ST. LOUIS (KMOX) - Some more good COVID news -- a mild case of COVID-19 induces lasting antibody protection -- according to a new local study.
Washington University researchers found people who have had a mild illness developed so-called memory cells that exist in bone marrow that churn out antibodies that can last a lifetime.
"These cells that generated in those individuals are specific to the virus and they are long-lived cells," said Dr. Ali Ellebedy, the senior author of this study. "The good news is that we have a productive immune memory in those individuals."
So what does that mean?
"Those individuals have two different lines of defense," Dr. Ellebedy tells KMOX. "The first line is those antibodies that are being produced. And the second line of defense is that their memory cells are ready to engage."
People who have had mild COVID-19 and are vaccinated are said to be “super protected.”

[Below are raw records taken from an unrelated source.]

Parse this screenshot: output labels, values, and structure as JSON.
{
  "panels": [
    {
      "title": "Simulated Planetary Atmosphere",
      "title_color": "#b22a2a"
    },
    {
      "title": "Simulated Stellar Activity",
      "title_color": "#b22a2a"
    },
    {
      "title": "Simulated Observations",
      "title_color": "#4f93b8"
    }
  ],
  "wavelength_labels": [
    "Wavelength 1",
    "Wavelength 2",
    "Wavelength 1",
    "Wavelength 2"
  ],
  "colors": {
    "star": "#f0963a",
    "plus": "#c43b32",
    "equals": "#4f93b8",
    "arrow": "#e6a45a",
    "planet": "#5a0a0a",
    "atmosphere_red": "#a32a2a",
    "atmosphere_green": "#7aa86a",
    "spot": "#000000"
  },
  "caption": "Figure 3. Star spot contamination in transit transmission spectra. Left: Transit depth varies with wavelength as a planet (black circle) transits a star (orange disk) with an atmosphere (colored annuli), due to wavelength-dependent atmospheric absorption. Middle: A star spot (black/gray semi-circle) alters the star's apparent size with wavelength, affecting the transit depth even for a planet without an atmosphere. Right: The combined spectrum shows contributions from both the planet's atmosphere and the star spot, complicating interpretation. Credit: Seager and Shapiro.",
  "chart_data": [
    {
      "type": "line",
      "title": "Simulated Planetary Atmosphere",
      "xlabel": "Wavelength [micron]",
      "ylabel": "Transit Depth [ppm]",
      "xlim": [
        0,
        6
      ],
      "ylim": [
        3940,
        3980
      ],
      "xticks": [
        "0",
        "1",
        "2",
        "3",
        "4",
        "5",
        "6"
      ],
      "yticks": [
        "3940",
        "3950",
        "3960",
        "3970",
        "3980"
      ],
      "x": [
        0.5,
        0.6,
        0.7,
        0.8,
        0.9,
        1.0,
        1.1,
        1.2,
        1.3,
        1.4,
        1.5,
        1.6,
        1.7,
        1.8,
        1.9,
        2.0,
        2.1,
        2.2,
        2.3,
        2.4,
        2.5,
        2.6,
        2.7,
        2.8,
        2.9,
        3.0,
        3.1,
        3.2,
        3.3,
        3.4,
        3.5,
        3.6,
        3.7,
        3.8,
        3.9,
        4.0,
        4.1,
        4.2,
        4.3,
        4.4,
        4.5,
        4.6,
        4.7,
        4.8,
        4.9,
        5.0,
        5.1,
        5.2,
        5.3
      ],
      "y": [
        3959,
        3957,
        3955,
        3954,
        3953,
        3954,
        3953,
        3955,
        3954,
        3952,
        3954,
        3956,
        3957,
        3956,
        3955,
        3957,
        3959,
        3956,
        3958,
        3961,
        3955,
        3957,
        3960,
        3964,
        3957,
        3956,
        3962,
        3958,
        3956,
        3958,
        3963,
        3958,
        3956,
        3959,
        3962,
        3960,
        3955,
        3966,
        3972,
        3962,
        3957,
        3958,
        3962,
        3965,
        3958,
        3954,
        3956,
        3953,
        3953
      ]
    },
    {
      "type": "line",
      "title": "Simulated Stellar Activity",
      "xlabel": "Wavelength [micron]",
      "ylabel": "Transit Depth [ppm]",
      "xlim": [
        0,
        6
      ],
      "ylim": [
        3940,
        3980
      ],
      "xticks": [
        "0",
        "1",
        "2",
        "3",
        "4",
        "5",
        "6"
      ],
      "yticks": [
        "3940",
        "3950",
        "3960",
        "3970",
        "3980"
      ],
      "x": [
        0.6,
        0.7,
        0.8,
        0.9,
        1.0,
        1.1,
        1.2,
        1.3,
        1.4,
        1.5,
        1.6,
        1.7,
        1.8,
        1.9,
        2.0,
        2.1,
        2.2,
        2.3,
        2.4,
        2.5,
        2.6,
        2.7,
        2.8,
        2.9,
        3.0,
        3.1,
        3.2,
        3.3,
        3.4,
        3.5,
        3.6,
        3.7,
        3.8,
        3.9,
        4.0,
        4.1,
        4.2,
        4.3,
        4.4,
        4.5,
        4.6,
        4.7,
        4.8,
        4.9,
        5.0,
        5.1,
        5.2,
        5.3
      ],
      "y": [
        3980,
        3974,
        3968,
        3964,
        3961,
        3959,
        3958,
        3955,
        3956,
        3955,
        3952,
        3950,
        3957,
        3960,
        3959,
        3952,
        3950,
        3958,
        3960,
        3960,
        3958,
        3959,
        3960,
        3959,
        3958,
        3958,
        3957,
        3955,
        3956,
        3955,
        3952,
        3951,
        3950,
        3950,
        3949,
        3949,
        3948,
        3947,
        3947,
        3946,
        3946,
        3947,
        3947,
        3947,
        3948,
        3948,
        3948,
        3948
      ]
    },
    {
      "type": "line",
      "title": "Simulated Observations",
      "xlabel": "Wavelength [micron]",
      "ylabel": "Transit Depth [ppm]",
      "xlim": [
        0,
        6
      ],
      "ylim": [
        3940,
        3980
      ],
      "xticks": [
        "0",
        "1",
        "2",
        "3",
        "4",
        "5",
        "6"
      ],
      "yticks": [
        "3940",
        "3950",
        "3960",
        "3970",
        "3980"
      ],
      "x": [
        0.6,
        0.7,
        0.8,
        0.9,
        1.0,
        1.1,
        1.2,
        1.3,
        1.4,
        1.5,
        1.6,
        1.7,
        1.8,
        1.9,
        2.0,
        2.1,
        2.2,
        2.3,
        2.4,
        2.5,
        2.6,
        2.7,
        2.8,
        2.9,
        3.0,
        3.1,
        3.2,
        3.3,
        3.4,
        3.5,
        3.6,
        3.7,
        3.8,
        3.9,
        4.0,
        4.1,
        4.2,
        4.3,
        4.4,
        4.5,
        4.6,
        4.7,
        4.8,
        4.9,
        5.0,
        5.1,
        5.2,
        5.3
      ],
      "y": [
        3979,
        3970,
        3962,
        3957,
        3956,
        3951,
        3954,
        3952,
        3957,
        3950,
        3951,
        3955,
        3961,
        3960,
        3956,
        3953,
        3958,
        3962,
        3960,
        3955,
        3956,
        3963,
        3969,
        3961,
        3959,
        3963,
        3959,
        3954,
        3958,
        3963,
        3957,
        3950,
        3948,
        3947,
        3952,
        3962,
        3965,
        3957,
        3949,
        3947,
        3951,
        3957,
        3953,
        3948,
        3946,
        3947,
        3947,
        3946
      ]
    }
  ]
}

"These results help explain what we have seen in people that have been immunized or received the vaccine," said Dr. Ellebedey. "After one dose, if you have been infected before and recovered, you get a really massive immune response. That's because now we are not starting from scratch, but we are starting from the memory. And the memory response is almost always stronger because basically our system now recognizes that particular virus."
Which means, he says, even if you have recovered from COVID-19, you still should get vaccinated.
"It is very important still to get the vaccine so you can take full advantage of this memory that the infection has given to you," he says.
Dr. Ellebedey and colleagues now are studying whether vaccination also induces long-lived antibody-producing cells.